Sql-server – Availability Group reporting disconnected replica

availability-groupssql serversql-server-2012

I'm trying to configure availability groups in a VM environment so I can run some tests.

I think I've got the group created correctly, I can see the Always on group on both servers. However when I look at the dashboard for the group it has the following error

Availability replica disconnected

This secondary replica is not connected to the primary replica. The connected state is DISCONNECTED.

I've checked the endpoints on both servers and they look correct. There are no firewalls running and both servers can see each other. What's the best way to debug this sort of error?

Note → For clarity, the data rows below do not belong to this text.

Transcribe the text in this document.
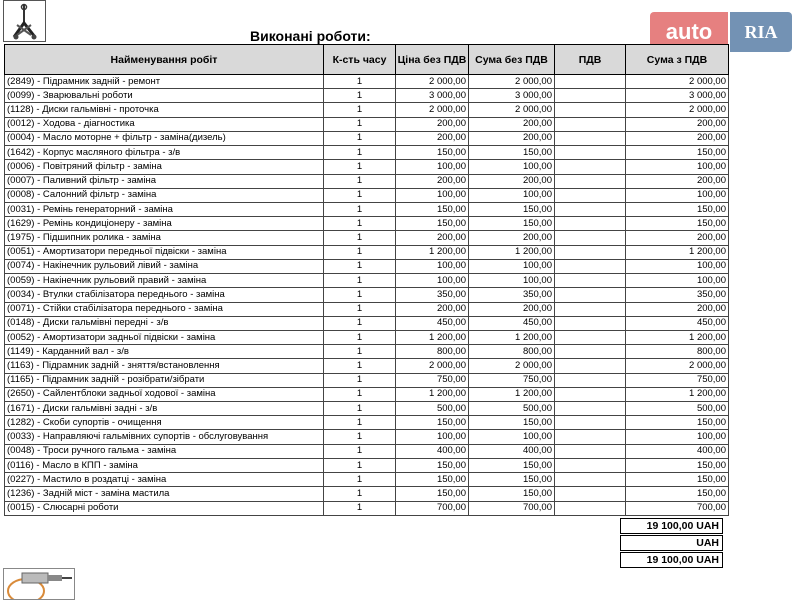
Виконані роботи:	auto	RIA
Найменування робіт	К-сть часу	Ціна без ПДВ	Сума без ПДВ	ПДВ	Сума з ПДВ
(2849) - Підрамник задній - ремонт	1	2 000,00	2 000,00		2 000,00
(0099) - Зварювальні роботи	1	3 000,00	3 000,00		3 000,00
(1128) - Диски гальмівні - проточка	1	2 000,00	2 000,00		2 000,00
(0012) - Ходова - діагностика	1	200,00	200,00		200,00
(0004) - Масло моторне + фільтр - заміна(дизель)	1	200,00	200,00		200,00
(1642) - Корпус масляного фільтра - з/в	1	150,00	150,00		150,00
(0006) - Повітряний фільтр - заміна	1	100,00	100,00		100,00
(0007) - Паливний фільтр - заміна	1	200,00	200,00		200,00
(0008) - Салонний фільтр - заміна	1	100,00	100,00		100,00
(0031) - Ремінь генераторний - заміна	1	150,00	150,00		150,00
(1629) - Ремінь кондиціонеру - заміна	1	150,00	150,00		150,00
(1975) - Підшипник ролика - заміна	1	200,00	200,00		200,00
(0051) - Амортизатори передньої підвіски - заміна	1	1 200,00	1 200,00		1 200,00
(0074) - Накінечник рульовий лівий - заміна	1	100,00	100,00		100,00
(0059) - Накінечник рульовий правий - заміна	1	100,00	100,00		100,00
(0034) - Втулки стабілізатора переднього - заміна	1	350,00	350,00		350,00
(0071) - Стійки стабілізатора переднього - заміна	1	200,00	200,00		200,00
(0148) - Диски гальмівні передні - з/в	1	450,00	450,00		450,00
(0052) - Амортизатори задньої підвіски - заміна	1	1 200,00	1 200,00		1 200,00
(1149) - Карданний вал - з/в	1	800,00	800,00		800,00
(1163) - Підрамник задній - зняття/встановлення	1	2 000,00	2 000,00		2 000,00
(1165) - Підрамник задній - розібрати/зібрати	1	750,00	750,00		750,00
(2650) - Сайлентблоки задньої ходової - заміна	1	1 200,00	1 200,00		1 200,00
(1671) - Диски гальмівні задні - з/в	1	500,00	500,00		500,00
(1282) - Скоби супортів - очищення	1	150,00	150,00		150,00
(0033) - Направляючі гальмівних супортів - обслуговування	1	100,00	100,00		100,00
(0048) - Троси ручного гальма - заміна	1	400,00	400,00		400,00
(0116) - Масло в КПП - заміна	1	150,00	150,00		150,00
(0227) - Мастило в роздатці - заміна	1	150,00	150,00		150,00
(1236) - Задній міст - заміна мастила	1	150,00	150,00		150,00
(0015) - Слюсарні роботи	1	700,00	700,00		700,00
19 100,00 UAH
UAH
19 100,00 UAH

Below is the TSQL I used to set all this up

Primary Server

CREATE ENDPOINT dbm_endpoint
    STATE=STARTED 
    AS TCP (LISTENER_PORT=7022) 
    FOR DATABASE_MIRRORING (ROLE=ALL)
GO

Secondary Server

CREATE ENDPOINT dbm_endpoint
    STATE=STARTED 
    AS TCP (LISTENER_PORT=5022) 
    FOR DATABASE_MIRRORING (ROLE=ALL)
GO

Primary Server

CREATE AVAILABILITY GROUP AG1
    FOR
        DATABASE TestDb
    REPLICA ON
        'SQL1' WITH
            (
                ENDPOINT_URL = 'TCP://sql1.sql.sandbox.net:7022',
                PRIMARY_ROLE ( ALLOW_CONNECTIONS = READ_WRITE),
                SECONDARY_ROLE (ALLOW_CONNECTIONS=READ_ONLY),
                AVAILABILITY_MODE = ASYNCHRONOUS_COMMIT,
                FAILOVER_MODE = MANUAL
            ),
        'SQL2' WITH
            (
                ENDPOINT_URL = 'TCP://sql2.sql.sandbox.net:5022',
                PRIMARY_ROLE ( ALLOW_CONNECTIONS = READ_WRITE),
                SECONDARY_ROLE (ALLOW_CONNECTIONS=READ_ONLY),
                AVAILABILITY_MODE = ASYNCHRONOUS_COMMIT,
                FAILOVER_MODE = MANUAL
            );

Secondary Server

ALTER AVAILABILITY GROUP AG1 JOIN;

Obviously I also restored the primary database to the secondary server as well.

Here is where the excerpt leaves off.